Святой Санчо «претерпевает» получаемую им порцию ударов, разумеется, с более достойным видом, чем действительные рабы. Сколько бы миссионеры, в интересах рабовладельцев, ни убеждали рабов, что они переносят удары «для своей же пользы», рабы не поддаются влиянию подобной болтовни. Они не руководствуются той холодной и трусливой рефлексией, которая утверждает, что в противном случае они «навлекут на себя худшее», они не воображают также, что «обманут своим терпением рабовладельца», — они, наоборот, издеваются над своими мучителями, смеются над их бессилием, над неспособностью рабовладельцев принудить их даже к смирению и подавляют всякие «стоны», всякую жалобу, пока им это ещё позволяет физическая боль. (Смотри Шарль Конт, «Трактат о законодательстве».) Таким образом, они ни «внутренне», ни «внешне» не являются своими «собственниками», а лишь «собственниками» своего упорства, — иначе это можно выразить так: они не «свободны» ни «внутренне», ни «внешне», но свободны в одном отношении, а именно — «внутренне» свободны от самоунижения, что они показывают также и «внешне». Поскольку «Штирнер» получает побои, он является собственником побоев и, значит, он свободен от того, чтобы не быть побитым; эта свобода, это избавление принадлежит к его особенности.

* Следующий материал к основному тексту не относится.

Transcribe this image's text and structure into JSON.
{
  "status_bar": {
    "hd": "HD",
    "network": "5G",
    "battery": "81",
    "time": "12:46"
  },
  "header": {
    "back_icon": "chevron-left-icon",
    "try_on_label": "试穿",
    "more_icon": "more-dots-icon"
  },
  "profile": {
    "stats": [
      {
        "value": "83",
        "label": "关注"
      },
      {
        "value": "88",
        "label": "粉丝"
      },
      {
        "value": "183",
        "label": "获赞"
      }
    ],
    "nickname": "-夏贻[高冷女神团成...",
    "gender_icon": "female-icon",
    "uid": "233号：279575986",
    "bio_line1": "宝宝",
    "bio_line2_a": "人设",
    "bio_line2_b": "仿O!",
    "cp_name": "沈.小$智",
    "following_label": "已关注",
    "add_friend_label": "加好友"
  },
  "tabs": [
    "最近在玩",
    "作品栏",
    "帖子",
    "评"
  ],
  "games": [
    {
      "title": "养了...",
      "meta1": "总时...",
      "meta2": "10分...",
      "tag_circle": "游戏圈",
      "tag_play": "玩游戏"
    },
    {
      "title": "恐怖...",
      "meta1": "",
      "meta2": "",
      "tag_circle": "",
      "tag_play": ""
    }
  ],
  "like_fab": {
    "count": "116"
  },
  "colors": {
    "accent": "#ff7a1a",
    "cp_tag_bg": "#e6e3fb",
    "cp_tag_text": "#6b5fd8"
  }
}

Если святой Санчо видит отличительный признак особенности в оговорке насчёт бегства при «первом удобном случае», а в своём, достигаемом таким путём, «освобождении» — «лишь следствие своего предшествующего эгоизма» (своего, т. е. согласного с собой эгоизма), то отсюда ясно, что он воображает, будто восставшие негры Гаити и беглые негры всех колоний хотели освободить не себя, а «Человека». Раб, решившийся добиться освобождения, должен уже подняться над той мыслью, что рабство, это — его «особенность». Он должен быть «свободным» от этой «особенности». Впрочем, «особенность» какого-нибудь индивида может состоять и в том, что он «унижает» себя. Если «кто-то» будет утверждать противоположное, то это значит, что он подходит к этой особенности «с чуждым мас­штабом».

В заключение святой Санчо мстит за полученные удары следующим обращением к «собственнику» его «особенности» — к рабовладельцу:

«Моя нога не «свободна» от ударов господина, но это моя нога, и она неотъемлема. Пусть он оторвёт её от меня и присмотрится, овладел ли он моей ногой! У него в руках окажется только труп моей ноги, который настолько же не моя нога, насколько мёртвая собака уже не собака» (стр. 208).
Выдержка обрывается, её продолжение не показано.